Be careful what boxes are checked.

Try deleting from your download location or where you put it after it was dowloaded and unzipped or extracted.

I think you may have other issues at work.


----------



## trog69 (Jun 19, 2011)

Thanks for the suggestions, jsfitz54. I tried CCleaner, which I needed to run anyway, but it didn't find/delete cpu-z. I went back to the installation link, and installed again, and that's part of the problem. It just loads up and starts running; there's no point where it asks where to install, it just starts running automatically.
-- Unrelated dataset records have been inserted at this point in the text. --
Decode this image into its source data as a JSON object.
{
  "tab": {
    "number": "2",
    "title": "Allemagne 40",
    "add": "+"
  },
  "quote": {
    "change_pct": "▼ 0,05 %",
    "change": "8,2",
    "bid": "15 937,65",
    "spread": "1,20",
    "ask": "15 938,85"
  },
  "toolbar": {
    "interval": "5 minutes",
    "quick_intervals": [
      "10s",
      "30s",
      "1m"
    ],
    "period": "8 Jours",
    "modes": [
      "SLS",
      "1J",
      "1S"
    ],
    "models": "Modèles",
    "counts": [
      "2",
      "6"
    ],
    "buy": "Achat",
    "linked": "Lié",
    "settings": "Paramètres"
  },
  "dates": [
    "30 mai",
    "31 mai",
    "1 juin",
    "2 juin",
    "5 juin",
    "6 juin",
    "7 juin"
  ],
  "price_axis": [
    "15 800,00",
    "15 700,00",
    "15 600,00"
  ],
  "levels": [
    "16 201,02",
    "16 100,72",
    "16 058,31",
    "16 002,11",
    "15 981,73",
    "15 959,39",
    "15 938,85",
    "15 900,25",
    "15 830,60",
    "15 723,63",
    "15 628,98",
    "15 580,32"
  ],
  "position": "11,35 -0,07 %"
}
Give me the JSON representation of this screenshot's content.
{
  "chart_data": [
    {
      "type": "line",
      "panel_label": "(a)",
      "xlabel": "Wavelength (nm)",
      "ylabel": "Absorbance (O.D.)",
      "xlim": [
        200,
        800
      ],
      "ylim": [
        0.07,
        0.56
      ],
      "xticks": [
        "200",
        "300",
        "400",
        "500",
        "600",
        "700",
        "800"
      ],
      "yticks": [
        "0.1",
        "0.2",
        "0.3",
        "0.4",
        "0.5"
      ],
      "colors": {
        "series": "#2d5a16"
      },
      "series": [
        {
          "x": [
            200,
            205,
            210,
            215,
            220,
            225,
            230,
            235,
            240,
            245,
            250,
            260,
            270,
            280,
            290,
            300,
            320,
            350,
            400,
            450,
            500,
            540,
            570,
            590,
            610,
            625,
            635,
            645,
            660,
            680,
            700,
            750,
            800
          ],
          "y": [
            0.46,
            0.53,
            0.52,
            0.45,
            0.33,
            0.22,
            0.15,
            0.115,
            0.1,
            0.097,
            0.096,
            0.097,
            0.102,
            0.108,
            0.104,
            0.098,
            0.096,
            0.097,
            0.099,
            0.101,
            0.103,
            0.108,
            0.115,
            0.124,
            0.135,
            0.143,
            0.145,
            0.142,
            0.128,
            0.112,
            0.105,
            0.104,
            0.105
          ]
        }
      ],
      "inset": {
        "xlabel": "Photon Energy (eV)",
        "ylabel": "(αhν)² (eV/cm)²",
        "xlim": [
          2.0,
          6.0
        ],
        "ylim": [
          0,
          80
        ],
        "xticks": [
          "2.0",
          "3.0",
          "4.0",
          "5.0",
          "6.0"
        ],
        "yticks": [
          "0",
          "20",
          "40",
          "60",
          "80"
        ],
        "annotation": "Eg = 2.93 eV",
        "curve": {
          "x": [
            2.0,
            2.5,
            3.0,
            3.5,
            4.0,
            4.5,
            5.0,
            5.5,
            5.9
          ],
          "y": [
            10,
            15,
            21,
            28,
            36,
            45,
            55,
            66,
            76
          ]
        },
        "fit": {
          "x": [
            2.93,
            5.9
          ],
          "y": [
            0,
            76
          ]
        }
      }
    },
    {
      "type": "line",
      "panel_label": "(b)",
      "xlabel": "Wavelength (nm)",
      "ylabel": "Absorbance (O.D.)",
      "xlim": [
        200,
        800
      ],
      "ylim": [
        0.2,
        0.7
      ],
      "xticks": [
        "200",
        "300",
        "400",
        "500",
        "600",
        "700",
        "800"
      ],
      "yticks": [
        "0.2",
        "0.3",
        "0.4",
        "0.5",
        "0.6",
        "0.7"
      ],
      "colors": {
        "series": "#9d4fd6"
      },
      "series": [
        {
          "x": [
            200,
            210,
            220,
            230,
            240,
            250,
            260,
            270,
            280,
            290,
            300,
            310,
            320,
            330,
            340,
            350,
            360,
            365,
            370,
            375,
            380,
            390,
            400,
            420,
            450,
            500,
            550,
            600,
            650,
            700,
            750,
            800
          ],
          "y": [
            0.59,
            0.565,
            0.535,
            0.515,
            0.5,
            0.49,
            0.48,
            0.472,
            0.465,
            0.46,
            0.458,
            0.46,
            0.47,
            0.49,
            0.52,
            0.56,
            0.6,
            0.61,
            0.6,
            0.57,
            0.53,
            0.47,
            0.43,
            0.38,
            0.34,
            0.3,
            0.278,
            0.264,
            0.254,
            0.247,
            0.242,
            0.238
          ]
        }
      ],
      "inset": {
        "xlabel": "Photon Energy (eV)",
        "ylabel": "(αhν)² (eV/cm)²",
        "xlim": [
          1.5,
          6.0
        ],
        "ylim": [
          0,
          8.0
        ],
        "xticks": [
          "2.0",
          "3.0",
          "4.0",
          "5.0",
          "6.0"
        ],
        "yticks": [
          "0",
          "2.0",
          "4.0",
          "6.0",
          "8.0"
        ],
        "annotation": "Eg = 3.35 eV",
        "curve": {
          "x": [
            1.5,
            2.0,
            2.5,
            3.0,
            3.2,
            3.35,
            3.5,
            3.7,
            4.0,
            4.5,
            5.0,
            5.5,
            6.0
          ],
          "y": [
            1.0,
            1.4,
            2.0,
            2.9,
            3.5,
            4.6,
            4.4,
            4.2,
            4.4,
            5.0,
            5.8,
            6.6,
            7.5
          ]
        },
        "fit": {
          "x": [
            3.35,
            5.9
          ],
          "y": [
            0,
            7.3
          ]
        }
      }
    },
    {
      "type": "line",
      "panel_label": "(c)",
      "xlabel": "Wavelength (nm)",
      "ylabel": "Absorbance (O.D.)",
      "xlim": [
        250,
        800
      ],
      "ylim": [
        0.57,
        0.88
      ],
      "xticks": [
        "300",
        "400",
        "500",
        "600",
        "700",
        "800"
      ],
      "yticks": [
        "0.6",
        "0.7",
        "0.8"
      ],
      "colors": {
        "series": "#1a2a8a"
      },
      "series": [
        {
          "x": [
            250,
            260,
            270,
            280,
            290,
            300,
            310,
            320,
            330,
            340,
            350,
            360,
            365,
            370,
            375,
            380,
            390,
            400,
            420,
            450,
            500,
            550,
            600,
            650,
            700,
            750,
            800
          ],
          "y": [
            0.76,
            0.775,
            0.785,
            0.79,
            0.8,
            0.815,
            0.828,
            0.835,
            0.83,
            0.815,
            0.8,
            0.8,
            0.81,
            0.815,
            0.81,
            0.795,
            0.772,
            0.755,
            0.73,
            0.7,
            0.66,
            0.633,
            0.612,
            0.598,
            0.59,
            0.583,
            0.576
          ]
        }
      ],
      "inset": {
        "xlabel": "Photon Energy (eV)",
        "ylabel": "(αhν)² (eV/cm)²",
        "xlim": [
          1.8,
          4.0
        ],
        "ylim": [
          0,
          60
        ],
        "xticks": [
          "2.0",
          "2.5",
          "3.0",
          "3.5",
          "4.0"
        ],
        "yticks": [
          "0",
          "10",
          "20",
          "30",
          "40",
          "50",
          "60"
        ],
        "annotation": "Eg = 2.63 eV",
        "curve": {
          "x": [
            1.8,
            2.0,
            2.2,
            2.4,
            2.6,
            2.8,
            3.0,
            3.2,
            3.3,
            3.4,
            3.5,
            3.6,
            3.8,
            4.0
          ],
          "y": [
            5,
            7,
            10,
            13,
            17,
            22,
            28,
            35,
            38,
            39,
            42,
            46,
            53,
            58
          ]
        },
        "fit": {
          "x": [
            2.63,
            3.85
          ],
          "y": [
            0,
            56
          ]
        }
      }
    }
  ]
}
i7-960/Sapphire HD6950-2gb/Win7/6gb-DDR3-1333 ram/


----------



## trog69 (Jun 19, 2011)

*Here's the validation from cpu-z if it will help*

http://www.techpowerup.com/gpuz/8kvay/


----------



## jsfitz54 (Jun 19, 2011)

Try version CPU-Z 1.57, basically over install.  it SHOULD show up in "Programs and Features"

You mean GPU-Z? Right?

Try going to Administative Tools/system configuration/statup (tab)... and unchecking the box(s) that runs GPU-Z on startup, then save, then reboot.  You can also stop other processes/ applications that you don't need to run at startup.

Could Norton have put it in Quarentine?

Delete those files you downloaded and unpackaged.


----------



## trog69 (Jun 19, 2011)

*Sorry, yes the gpu-z*

Believe me, I've been all over my system, and this program is not there, except of course I have it minimized in my tray right now, after rebooting. As I said, it's not seen in any start up programs, even Norton doesn't show it. I've never seen anything like this. But, as I said, it doesn't have any files "downloaded and unpackaged". THere's the installation file from the gpu-z link mirror, and when you click it, it automatically starts the program. That's it. It doesn't seem to load anything anywhere, but it has to; I just don't know how to find it.


----------



## jsfitz54 (Jun 19, 2011)

Delete the installation files.
Does anything show up in task manager.
For me to run it, I need to run intall, every time and I get a prompt "do you want to install".  There is no start automatically.

It sounds like you should back up your data and do a fresh install of Windows7.
Needle in the haystack.
Make sure you are using the newest bios for your motherboard.
I'm stummped too. It doesn't work that way for me.

You could try CPUID HWMonitor v1.17 and see if installing that overwrites some code. (long shot)
CPUID HWMonitor and CPU-Z both show up in add / remove software list.

You don't have logging enabled on the sensor tab, do you?

*When you have the program open and you right click mouse in the header you get the option to start with Windows...did you enable this feature?  There is a list of options.*


----------



## 95Viper (Jun 19, 2011)

I thought W1zzard helped get his fixed for him, in this thread?


----------



## trog69 (Jun 19, 2011)

Yes, I have it figgered out, now, with W1zzard's and other's help. Sorry, I forgot I'd posted this here. 

Thanks to evabuddy for their time and suggestions. As I stated at the other thread, I'm sure I'll be back with even more inane problems. hehe


----------



## trog69 (Jun 19, 2011)

to jsfitz54, the problem seems to have been that I needed to shut down, rather than just restart the system for the "load at start up" to be disabled. That was one thing that made me crazy, in that 1) I'd never enabled that and B) even with it not checked it still loaded at startup. Anyway, it's gone now, and I'll see if I might need to re-install my OS before re-installing gpu-z. 

I'll be the first to admit that it's a great little program, my experience notwithstanding.


----------